Jacques Saade

CMA CGM is mourning its founder, Jacques Saade, who died yesterday in Marseilles at the age of 81.

Originally from Lebanon, the man who came to dominate French container shipping left the country during its brutal civil war and moved to France.

He founded Compagnie Maritime d’Affretement (CMA) in 1978 – it employed four people working on a one-ship service between Marseilles and Beirut.

Mr Saade gradually built up CMA’s service network, moving beyond the Mediterranean in 1983 and, in 1986, launched its first Asia-North Europe service. A Shanghai office was established in 1992.

In 1996, he began to transform the company into a box shipping heavyweight when he effectively won the privatisation process of French national line Compagnie Generale Maritime (CGM) and the CMA CGM group was formally created in 1999.

That heralded the beginning of an extraordinary period of merger and acquisition activity that has continued almost unabated since his son, Rodolphe, formally took the reins of the company last year.

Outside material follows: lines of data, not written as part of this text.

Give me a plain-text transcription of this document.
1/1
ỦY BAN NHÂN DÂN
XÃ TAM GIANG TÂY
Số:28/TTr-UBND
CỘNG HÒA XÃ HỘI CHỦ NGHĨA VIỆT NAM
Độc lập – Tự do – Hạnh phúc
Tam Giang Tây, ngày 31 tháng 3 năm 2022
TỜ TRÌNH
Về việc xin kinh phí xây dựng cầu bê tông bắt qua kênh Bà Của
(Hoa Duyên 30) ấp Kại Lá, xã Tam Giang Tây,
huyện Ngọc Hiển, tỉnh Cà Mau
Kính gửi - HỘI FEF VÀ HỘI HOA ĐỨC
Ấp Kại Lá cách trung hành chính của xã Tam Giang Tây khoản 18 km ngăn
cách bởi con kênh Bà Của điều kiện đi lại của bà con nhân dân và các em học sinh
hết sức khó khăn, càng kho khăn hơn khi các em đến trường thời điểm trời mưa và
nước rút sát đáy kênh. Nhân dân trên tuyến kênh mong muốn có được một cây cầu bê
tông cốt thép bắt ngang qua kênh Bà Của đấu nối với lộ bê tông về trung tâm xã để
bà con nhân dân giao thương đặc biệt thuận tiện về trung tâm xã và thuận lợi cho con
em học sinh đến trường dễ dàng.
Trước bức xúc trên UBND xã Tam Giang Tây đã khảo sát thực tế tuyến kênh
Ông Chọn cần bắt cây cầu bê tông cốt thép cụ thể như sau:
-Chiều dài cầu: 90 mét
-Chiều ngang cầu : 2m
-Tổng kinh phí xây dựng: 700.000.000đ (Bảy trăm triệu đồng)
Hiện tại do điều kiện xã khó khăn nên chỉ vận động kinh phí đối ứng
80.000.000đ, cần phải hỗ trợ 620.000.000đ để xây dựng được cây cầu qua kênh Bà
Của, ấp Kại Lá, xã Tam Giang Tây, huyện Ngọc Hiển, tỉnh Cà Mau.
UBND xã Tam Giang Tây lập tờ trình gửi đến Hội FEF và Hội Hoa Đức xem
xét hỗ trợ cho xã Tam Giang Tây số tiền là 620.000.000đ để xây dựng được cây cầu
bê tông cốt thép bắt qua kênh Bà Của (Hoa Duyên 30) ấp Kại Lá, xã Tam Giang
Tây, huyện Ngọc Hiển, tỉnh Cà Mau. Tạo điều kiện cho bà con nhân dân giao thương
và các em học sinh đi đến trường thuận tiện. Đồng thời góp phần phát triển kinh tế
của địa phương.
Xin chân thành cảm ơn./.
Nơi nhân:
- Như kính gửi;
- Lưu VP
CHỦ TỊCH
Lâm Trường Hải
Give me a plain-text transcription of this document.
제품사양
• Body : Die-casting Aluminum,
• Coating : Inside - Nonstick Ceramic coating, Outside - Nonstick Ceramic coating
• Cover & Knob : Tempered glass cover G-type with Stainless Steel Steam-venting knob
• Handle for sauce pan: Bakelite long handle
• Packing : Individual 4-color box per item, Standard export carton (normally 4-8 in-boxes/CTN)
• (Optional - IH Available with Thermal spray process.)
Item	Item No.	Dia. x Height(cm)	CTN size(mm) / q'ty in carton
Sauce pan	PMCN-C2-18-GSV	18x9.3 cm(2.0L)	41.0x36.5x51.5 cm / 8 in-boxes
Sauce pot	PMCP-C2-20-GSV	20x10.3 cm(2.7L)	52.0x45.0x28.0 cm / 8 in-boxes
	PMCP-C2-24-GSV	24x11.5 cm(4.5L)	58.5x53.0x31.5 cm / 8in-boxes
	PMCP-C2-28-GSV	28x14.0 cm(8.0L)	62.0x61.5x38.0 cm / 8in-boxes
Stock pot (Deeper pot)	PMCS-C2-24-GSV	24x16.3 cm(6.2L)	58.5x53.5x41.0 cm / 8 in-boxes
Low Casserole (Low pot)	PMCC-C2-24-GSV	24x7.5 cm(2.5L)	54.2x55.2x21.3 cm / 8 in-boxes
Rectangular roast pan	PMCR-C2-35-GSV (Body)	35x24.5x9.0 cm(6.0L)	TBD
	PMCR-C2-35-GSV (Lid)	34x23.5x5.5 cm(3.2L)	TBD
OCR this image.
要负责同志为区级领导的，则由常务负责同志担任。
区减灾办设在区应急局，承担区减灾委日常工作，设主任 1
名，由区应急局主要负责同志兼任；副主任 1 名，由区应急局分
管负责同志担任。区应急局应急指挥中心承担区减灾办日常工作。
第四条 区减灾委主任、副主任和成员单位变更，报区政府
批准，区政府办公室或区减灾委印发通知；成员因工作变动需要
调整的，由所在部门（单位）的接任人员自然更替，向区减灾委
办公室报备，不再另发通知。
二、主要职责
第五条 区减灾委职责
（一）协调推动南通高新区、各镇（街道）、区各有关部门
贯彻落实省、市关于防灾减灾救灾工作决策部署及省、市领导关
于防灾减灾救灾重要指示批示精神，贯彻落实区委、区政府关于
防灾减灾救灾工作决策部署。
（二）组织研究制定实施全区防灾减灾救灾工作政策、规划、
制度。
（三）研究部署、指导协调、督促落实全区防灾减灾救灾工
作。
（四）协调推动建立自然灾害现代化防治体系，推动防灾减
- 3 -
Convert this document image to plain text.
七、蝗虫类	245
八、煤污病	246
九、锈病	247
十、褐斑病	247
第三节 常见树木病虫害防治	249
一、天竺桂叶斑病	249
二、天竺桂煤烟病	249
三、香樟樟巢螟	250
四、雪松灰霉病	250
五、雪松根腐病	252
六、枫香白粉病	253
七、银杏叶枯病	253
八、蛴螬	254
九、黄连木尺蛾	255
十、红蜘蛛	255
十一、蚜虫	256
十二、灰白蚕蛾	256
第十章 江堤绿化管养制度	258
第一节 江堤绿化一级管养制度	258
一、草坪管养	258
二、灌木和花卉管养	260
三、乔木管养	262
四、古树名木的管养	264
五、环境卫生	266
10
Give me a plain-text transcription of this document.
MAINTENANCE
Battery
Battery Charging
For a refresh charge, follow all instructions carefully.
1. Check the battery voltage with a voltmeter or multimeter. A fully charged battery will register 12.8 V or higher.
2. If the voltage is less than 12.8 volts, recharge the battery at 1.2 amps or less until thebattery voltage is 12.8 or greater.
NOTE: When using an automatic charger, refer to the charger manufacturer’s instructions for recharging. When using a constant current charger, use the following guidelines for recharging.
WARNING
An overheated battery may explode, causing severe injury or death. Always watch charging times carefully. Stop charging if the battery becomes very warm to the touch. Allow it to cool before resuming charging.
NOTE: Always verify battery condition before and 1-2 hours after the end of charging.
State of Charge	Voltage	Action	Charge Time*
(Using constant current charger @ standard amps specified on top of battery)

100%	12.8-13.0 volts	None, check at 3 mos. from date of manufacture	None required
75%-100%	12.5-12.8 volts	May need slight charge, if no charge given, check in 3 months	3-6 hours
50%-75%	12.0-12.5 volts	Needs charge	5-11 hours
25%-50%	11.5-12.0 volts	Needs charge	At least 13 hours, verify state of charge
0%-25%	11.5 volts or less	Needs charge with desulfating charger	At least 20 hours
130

Other companies taken over by Mr Saade include Australian National Line (ANL) in 1998, French company Delmas in 2005, Taiwan’s Cheng Lie Navigation Co (CNC), US Lines in 2007, UK shortsea operator MacAndrews and Morocco’s COMANAV.

In 2006, CMA CGM became the world’s third-largest shipping line.

“Jacques R. Saadé dedicated his life to CMA CGM. An extraordinary visionary and entrepreneur, he made the Group into a world leader in the maritime transport of containers, developing the company in more than 160 countries, while maintaining the family dimension with its values,” the company said in a statement today.

He also transformed the Marseilles skyline in 2006 when the new CMA CGM tower was unveiled. Built by the celebrated Iraqi-British architect Zaha Hadid, the 33-flooor building dominates the city.